Luce Irigaray is one of the leading thinkers of our age. She is the author of more than thirty books translated into various languages, the most recent of which are Sharing the World (2008), In the Beginning, She Was (2012) and Through Vegetal Being (co-authored with Michael Marder, 2016). She is also the co-editor (with Michael Marder) of Building a New World (2015), a volume in which early-career researchers from her seminars explore new ways of thinking, in order to promote a world-wide community respectful of differences between the sexes, generations, cultures and traditions.

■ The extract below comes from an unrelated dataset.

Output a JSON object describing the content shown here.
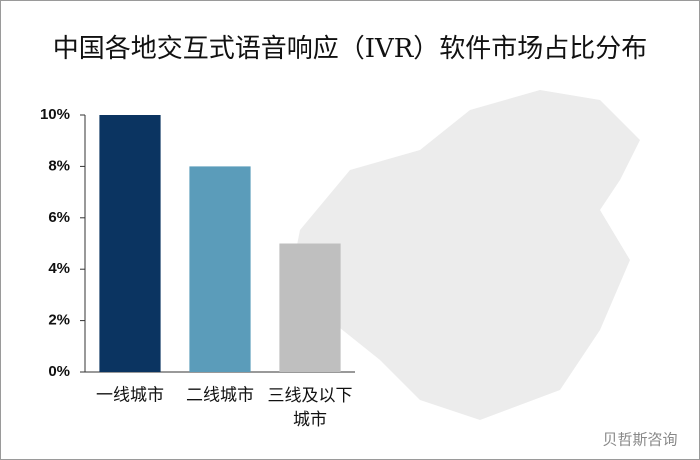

Mahon O'Brien is senior lecturer in philosophy at the University of Sussex, UK. His work is largely concerned with issues in phenomenology, in particular, the work of Martin Heidegger. He has published two books on Heidegger to date with another due to appear later this year. He is also interested in the history of philosophy more broadly and is currently working on a number of papers on Plato as well as some of the central themes in twentieth century phenomenology.

Christos Hadjioannou is IRC Postdoctoral Fellow at University College Dublin, Ireland. He completed a PhD in Philosophy at Sussex University, UK, in 2015. His thesis was entitled The Emergence of Mood in Heidegger’s Phenomenology. His main research interest lies in Heidegger’s philosophy, with an emphasis on the affective elements of his thought. He has co-edited a volume on Heidegger on Technology (Routledge, 2018), and is currently editing a volume on Heidegger on Affect (Palgrave, forthcoming).